Single by Billy Grammer
- B-side: "The Bottom of the Glass"
- Released: 1962
- Label: Decca
- Songwriters: Danny Dill and Mel Tillis

Billy Grammer singles chronology
| "I'd Like to Know Why" (1961) | "I Wanna Go Home" (1962) | "I'll Leave The Porch Lights A-Burning" (1963) |

= Detroit City (song) =

Song written by Danny Dill and Mel Tillis

"Detroit City" is a song written by Danny Dill and Mel Tillis, made famous by Billy Grammer (as "I Wanna Go Home"), country music singer Bobby Bare, and Tom Jones. Bare's version was released in 1963 and was featured on his album "Detroit City" and Other Hits by Bobby Bare. The song — sometimes known as "I Wanna Go Home" (from the opening line to the refrain) — was Bare's first top-10 hit on the Billboard Hot Country Singles chart that summer, and became a country music standard.

==About the song==
Prior to Bare's success with "Detroit City," country singer Billy Grammer released his version of the Danny Dill and Mel Tillis-penned song. His version was known as "I Wanna Go Home" and peaked at number 18 on the Billboard country charts in 1963.

The song is the working man's complaint, and "with its melody reminiscent of the 'Sloop John B', describes the alienation felt by many rural Southerners in the mid North," wrote country music historian Bill Malone. "Here, [Bare's] earnest and plaintive interpretation lends great believability to this mournful song." Bob Dylan describes the song as "...not so much the song of a dreamer, but the song of someone who is caught up in a fantasy of the way things used to be. But the listener knows that it just doesn't exist." Bare's version begins in the key of E, until after the repeat of the refrain, he makes a transition to the key of B for the second verse and refrain. He makes a transition back to the key of E as the song fades out. Bare's version also features a spoken recitation following half of the second verse, before singing the refrain before the song's fade.

The song's peak in popularity during the summer of 1963 came during a time when Tillis was still experiencing most of his success as a songwriter. He had previously written hits for Webb Pierce, Brenda Lee, Stonewall Jackson, and others, but this was one of his earliest major hits as a songwriter outside of those artists.
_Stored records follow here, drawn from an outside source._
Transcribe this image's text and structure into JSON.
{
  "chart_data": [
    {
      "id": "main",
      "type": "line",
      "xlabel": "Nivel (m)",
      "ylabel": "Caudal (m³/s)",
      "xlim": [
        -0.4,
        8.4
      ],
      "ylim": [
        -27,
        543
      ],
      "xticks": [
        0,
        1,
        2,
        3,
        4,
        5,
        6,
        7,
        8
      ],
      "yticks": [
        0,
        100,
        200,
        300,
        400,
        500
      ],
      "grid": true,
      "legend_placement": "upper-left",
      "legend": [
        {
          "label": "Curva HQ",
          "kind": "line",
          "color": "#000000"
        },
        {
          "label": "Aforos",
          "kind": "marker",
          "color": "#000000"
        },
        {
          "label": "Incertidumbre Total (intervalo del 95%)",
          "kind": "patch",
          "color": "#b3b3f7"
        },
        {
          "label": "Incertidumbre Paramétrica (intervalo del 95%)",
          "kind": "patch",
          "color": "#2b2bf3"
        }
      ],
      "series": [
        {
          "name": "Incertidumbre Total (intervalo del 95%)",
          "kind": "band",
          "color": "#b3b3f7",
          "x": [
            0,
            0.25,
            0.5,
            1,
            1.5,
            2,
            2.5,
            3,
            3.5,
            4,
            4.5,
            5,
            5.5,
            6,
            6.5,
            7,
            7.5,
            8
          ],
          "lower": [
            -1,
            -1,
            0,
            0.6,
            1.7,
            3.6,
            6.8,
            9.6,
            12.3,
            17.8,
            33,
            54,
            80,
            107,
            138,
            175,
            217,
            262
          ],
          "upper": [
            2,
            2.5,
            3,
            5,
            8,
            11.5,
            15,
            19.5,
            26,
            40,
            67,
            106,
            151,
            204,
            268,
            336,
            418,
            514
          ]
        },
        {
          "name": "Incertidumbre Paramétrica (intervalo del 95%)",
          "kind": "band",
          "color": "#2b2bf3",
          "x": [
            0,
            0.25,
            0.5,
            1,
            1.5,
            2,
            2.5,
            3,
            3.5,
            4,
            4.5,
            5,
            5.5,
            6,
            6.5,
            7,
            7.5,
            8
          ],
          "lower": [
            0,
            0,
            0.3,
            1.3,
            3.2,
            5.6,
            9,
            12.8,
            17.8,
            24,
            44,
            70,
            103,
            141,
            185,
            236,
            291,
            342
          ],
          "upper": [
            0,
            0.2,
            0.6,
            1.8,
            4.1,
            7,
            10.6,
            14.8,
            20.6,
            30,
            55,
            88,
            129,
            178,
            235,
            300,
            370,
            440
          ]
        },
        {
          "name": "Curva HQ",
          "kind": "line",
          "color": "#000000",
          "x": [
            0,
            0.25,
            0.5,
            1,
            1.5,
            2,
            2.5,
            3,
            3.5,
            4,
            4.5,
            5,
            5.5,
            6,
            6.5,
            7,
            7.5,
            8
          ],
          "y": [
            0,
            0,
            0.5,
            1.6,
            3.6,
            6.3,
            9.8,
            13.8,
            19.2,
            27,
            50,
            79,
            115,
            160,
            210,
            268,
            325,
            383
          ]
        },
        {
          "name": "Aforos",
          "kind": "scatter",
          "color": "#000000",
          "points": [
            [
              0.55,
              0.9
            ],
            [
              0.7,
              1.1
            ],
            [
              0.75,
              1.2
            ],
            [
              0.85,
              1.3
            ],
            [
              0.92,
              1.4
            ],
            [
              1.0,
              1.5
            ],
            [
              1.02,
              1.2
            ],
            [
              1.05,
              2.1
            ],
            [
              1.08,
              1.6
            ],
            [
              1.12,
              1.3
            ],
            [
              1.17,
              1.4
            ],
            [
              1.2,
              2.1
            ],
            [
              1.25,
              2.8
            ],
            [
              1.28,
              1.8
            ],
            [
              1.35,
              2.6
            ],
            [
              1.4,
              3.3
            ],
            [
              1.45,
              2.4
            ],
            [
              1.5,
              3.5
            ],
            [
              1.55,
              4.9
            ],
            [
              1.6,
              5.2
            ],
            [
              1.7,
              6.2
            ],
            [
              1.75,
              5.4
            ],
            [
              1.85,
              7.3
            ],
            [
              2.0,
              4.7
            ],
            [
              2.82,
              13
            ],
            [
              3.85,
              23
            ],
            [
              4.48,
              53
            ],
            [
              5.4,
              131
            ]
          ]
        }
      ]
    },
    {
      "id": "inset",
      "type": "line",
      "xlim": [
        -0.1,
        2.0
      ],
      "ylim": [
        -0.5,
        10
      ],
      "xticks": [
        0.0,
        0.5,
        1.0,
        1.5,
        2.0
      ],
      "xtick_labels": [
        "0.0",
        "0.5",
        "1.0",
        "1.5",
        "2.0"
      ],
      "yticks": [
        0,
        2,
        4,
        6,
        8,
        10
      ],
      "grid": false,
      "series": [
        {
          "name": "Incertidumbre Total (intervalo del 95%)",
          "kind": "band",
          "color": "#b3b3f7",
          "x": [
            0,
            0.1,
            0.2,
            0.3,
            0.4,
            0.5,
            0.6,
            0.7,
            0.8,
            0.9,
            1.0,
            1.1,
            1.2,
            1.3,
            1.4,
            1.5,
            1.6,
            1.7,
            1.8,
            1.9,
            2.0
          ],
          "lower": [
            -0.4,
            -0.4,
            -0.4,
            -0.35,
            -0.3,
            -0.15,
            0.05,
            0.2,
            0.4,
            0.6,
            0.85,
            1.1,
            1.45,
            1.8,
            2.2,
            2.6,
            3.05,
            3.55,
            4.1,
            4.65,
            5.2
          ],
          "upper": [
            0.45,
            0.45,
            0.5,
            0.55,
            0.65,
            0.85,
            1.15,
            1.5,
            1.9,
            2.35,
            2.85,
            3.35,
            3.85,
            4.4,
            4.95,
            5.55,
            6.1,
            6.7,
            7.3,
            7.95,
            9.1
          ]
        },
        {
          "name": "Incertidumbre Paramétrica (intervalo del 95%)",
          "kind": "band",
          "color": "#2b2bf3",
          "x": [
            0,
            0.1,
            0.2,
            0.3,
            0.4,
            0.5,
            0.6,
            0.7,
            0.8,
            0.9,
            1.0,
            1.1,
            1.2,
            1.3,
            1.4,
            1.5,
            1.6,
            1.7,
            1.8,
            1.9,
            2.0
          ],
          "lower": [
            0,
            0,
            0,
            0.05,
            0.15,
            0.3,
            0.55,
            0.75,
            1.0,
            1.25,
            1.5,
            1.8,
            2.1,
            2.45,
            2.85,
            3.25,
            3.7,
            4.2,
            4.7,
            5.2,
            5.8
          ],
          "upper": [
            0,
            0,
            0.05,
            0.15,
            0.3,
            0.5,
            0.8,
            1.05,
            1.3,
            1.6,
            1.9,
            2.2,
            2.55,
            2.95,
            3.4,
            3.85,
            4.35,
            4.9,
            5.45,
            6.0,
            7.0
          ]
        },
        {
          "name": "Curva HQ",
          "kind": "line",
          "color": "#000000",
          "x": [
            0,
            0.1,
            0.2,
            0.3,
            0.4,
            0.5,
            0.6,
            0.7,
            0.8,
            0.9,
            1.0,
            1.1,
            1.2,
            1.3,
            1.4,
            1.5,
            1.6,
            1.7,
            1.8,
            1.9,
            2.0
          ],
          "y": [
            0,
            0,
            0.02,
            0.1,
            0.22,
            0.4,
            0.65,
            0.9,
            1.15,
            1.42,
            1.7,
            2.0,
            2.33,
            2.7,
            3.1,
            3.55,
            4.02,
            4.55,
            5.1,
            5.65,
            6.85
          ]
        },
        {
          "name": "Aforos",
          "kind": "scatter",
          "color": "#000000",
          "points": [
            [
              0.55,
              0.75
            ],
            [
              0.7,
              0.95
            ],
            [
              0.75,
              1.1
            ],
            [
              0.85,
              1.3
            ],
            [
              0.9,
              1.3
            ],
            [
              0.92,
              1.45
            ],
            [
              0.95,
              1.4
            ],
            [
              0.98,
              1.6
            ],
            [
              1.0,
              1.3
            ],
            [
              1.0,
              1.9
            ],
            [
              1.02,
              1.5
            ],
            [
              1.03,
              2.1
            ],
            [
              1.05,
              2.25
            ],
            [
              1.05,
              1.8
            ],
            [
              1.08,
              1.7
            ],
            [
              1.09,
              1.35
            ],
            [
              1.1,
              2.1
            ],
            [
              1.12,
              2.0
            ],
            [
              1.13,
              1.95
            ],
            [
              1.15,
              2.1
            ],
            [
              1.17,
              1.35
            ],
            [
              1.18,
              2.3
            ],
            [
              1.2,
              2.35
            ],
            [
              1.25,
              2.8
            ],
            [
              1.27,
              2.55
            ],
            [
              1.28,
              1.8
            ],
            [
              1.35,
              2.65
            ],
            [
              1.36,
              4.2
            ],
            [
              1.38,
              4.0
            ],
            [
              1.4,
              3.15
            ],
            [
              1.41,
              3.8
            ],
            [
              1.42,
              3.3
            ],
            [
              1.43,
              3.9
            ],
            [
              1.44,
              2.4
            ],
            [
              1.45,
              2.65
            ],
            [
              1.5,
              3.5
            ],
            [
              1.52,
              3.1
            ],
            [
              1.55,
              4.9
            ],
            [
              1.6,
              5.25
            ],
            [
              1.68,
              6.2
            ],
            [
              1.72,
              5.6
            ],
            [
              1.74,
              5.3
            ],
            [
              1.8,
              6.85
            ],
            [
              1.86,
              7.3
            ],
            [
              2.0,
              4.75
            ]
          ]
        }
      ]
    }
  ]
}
The song won Bobby Bare a Grammy for the Best Country and Western Recording at the 6th Annual Grammy Awards in 1963.

==Chart performance==
Billy Grammer's "I Wanna Go Home" reached number 18 on the Billboard Hot Country Singles chart in early 1963. That summer, Bobby Bare's retitled version peaked at number six on the Billboard country chart (it spent total of 18 weeks on this chart) and number 16 on the Billboard Hot 100.

===Billy Grammer===

| Chart (1963) | Peak position |
|---|---|
| U.S. Billboard Hot Country Singles | 18 |

===Bobby Bare===

| Chart (1963) | Peak position |
|---|---|
| Australian Kent Music Report | 93 |
| Danish Singles Chart | 7 |
| German Singles Chart | 40 |
| Norwegian Singles Chart | 1 |
| Sweden (Kvällstoppen) | 1 |
| Sweden (Tio i Topp) | 1 |
| U.S. Billboard Adult Contemporary | 4 |
| U.S. Billboard Hot Country Singles | 6 |
| U.S. Billboard Hot 100 | 16 |

===Tom Jones===

| Chart (1967) | Peak position |
|---|---|
| U.K. Singles Chart | 8 |
| Austrian Top 40 | 14 |
| U.S. Billboard Hot 100 | 27 |
| German Singles Chart | 35 |
| Canadian Singles Chart | 16 |

===Dean Martin===

| Chart (1970) | Peak position |
|---|---|
| U.S. Billboard Bubbling Under-Hot 100 | 1 |
| U.S. Billboard Adult Contemporary | 36 |
| Canadian RPM Top Singles | 93 |

==Other notable versions==
- Arthur Alexander released the song as a single in 1965 backed with "You Don't Care," but it did not perform well and proved to be his last single for Dot Records. Nonetheless, historian Nat Hentoff described Alexander's rendition as "deeply compelling," stating that it "[eclipsed] the original version by Bobby Bare." Alexander biographer described it as "a stirring rendition." Music USA: A Rough Guide also praised Alexander's version. No Depression magazine states that Alexander's version "mourns a rural-to-urban migration that black Americans could relate to every bit as much as poor Southern whites."
- In 1967, the song was also covered by Tom Jones, who had a UK Top 10 hit with it. The Jones version features Bare's spoken Recitation as well. Jones also included the song on his 1967 album Green, Green Grass of Home.
- Solomon Burke covered the song in 1967 as well for his album King Solomon. His version reached #10 in the Canadian RPM Soul charts on January 27, 1968.